The Savanna Agricultural Research Institute (SARI) of the Council of Scientific and Industrial Research (CSIR) has released four new varieties of cowpea that have the potential to increase significantly the level of production from 50 to 100 per cent and also the income of cowpea producers.
A statement issued by the Director of Crop Services of the Ministry of Food and Agriculture on Tuesday named the varieties as Bawutawuta, Songotra, Padi-Tuya and Zaayura.
It said the newly developed varieties were tested under sole and addictive series intercropping conditions in on-station trials for three years (2005-2007) and adaptive trials with farmers for another three years (2006-2008).

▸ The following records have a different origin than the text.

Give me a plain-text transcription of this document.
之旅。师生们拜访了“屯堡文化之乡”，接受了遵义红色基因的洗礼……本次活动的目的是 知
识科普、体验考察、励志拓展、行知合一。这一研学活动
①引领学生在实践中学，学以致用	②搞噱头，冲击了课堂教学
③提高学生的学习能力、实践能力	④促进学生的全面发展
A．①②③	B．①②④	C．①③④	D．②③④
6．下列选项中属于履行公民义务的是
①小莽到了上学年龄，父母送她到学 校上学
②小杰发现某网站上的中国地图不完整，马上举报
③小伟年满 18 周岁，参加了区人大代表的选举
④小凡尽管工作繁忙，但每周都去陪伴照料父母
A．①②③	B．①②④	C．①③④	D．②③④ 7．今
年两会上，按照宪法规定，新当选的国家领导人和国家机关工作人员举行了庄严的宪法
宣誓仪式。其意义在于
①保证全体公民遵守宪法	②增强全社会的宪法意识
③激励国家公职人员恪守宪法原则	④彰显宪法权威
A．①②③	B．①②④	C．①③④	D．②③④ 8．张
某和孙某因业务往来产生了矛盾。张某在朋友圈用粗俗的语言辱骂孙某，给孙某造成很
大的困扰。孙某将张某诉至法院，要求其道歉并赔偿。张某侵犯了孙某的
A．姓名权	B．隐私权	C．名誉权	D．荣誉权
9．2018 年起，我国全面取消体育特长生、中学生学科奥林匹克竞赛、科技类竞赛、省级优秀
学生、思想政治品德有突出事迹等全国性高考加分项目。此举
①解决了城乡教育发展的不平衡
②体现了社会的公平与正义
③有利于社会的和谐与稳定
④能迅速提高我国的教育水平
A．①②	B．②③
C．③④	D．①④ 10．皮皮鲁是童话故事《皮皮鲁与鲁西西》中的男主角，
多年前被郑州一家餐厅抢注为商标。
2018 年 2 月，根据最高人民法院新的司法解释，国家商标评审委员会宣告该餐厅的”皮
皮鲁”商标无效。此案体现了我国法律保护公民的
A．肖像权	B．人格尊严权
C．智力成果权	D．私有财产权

They were developed to address the constraints of low yield potentials of existing varieties, susceptibility to insect pests and striga gesneriodes infection, poor soil fertility and terminal drought which militate against cowpea production.
The varieties, the statement said, were adapted to sole cropping conditions, with grain yield variations of 1.6 to 2.5 tons per hectare in the Guinea Savanna zone compared with 0.75 to 1.2 tons per hectare in the Sudan savanna zone.
It said through the formal and informal sensory evaluations, these varieties had been shown to have very good cooking qualities for kosei, watse and tubani preparations.
“These varieties combined high yields and relatively larger grain sizes with high levels of resistance to aphids, bruchids and striga gesnerioides and therefore have the potential of reducing the cost of production and storage.”
Cowpea is one of the most important grain and fodder legume crops in Ghana and over 75 per cent of annual national output is realised in the three northern regions, which lie within the Guinea and Sudan Savanna zones.